Avec l’opposition et la société civile
La création d’un poste de premier ministre était l’une des
principales revendications des grévistes qui voulaient la
réduction des pouvoirs du chef de l’Etat Lansané Conté, au
pouvoir depuis 23 ans et atteint par la maladie. « C’est la
troisième grève générale dans ce pays en moins d’un an, mais
cette fois la grève a réalisé ses buts parce qu’elle est
organisée avec l’appui des partis d’opposition et de la
société civile », explique Sayed Feleifal, analyste au
Centre d’études africaines de l’Université du Caire.
Avec ce premier ministre aux pouvoirs élargis, les syndicats
veulent mettre un terme à la mauvaise gouvernance et sortir
enfin de la crise économique et sociale qui accable la
population depuis plusieurs années.
Les syndicats ont aussi obtenu que la procédure visant
Mamadou Sylla et Fodé Soumah, deux proches du président,
inculpés de détournement de fonds publics et libérés sur
ordre de Conté mi-décembre, soit « poursuivie sans aucune
entrave ». En outre, les syndicats ont demandé la libération
de toutes les personnes arrêtées dans le cadre des
manifestations et la mise en place d’une commission
d’enquête pour retrouver et sanctionner les auteurs
d’exactions.
Sur le plan économique, l’accord stipule que les salaires de
janvier des agents de tous les secteurs public, mixte et
privé seront intégralement payés. De plus, il prévoit la
réduction du prix du carburant à la pompe, l’arrêt immédiat
des exportations des denrées alimentaires et des produits
halieutiques et forestiers jusqu’en décembre 2007, le
relèvement des pensions de retraite et la réduction du prix
du riz.
Les syndicats avaient exigé dans leur préavis de grève des
garanties en matière de séparation des pouvoirs, dans le
cadre de la lutte contre la corruption et l’amélioration des
conditions de vie des travailleurs guinéens. Ils ont obtenu
gain de cause, puisque l’accord signé par les parties
contient un volet judiciaire prévoyant le « strict respect »
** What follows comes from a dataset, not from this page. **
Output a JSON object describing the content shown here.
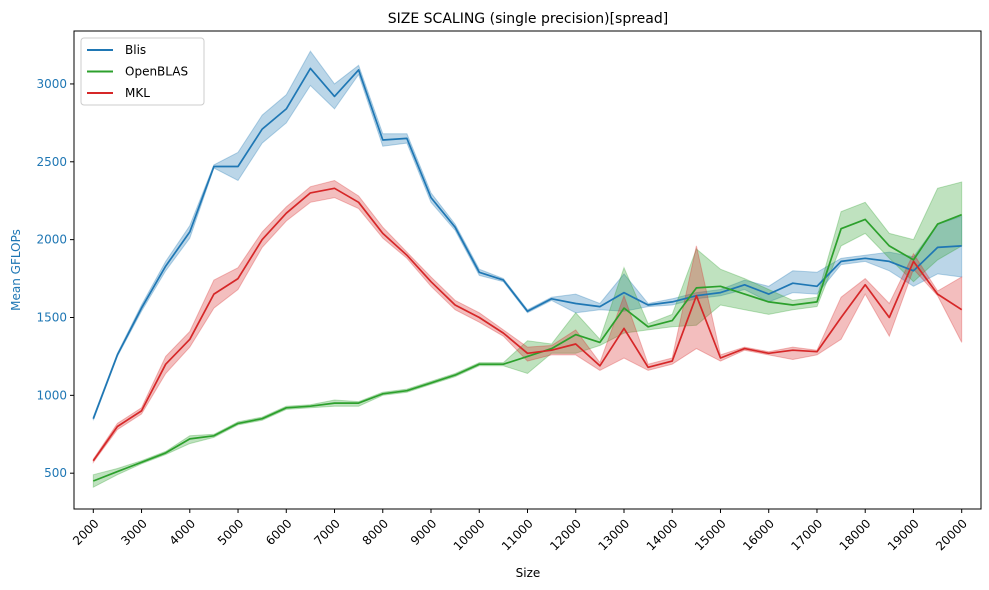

de la séparation des pouvoirs.
Les grévistes ont également exigé la réparation pour les
dégâts occasionnés par un raid des forces de l’ordre à la
Bourse du travail, qui abrite le siège de la Confédération
Nationale des Travailleurs de Guinée (CNTG). Les deux
parties ont d’autres questions sociales, comme la baisse du
pouvoir d’achat et la stabilisation de la monnaie. « Le
mouvement syndical continuera à jouer son rôle de
surveillance de la bonne gouvernance en Guinée », a expliqué
Fofana.
Les deux centrales syndicales, la CNTG et l’USTG, avaient
initialement lancé le mouvement pour protester contre la
baisse du pouvoir d’achat, la corruption et l’ingérence du
chef de l’Etat dans les affaires judiciaires. Face à
l’intransigeance du pouvoir, la grève s’était
progressivement radicalisée mais la situation s’est apaisée
sur le terrain depuis la répression des manifestations du 22
janvier et le début des pourparlers.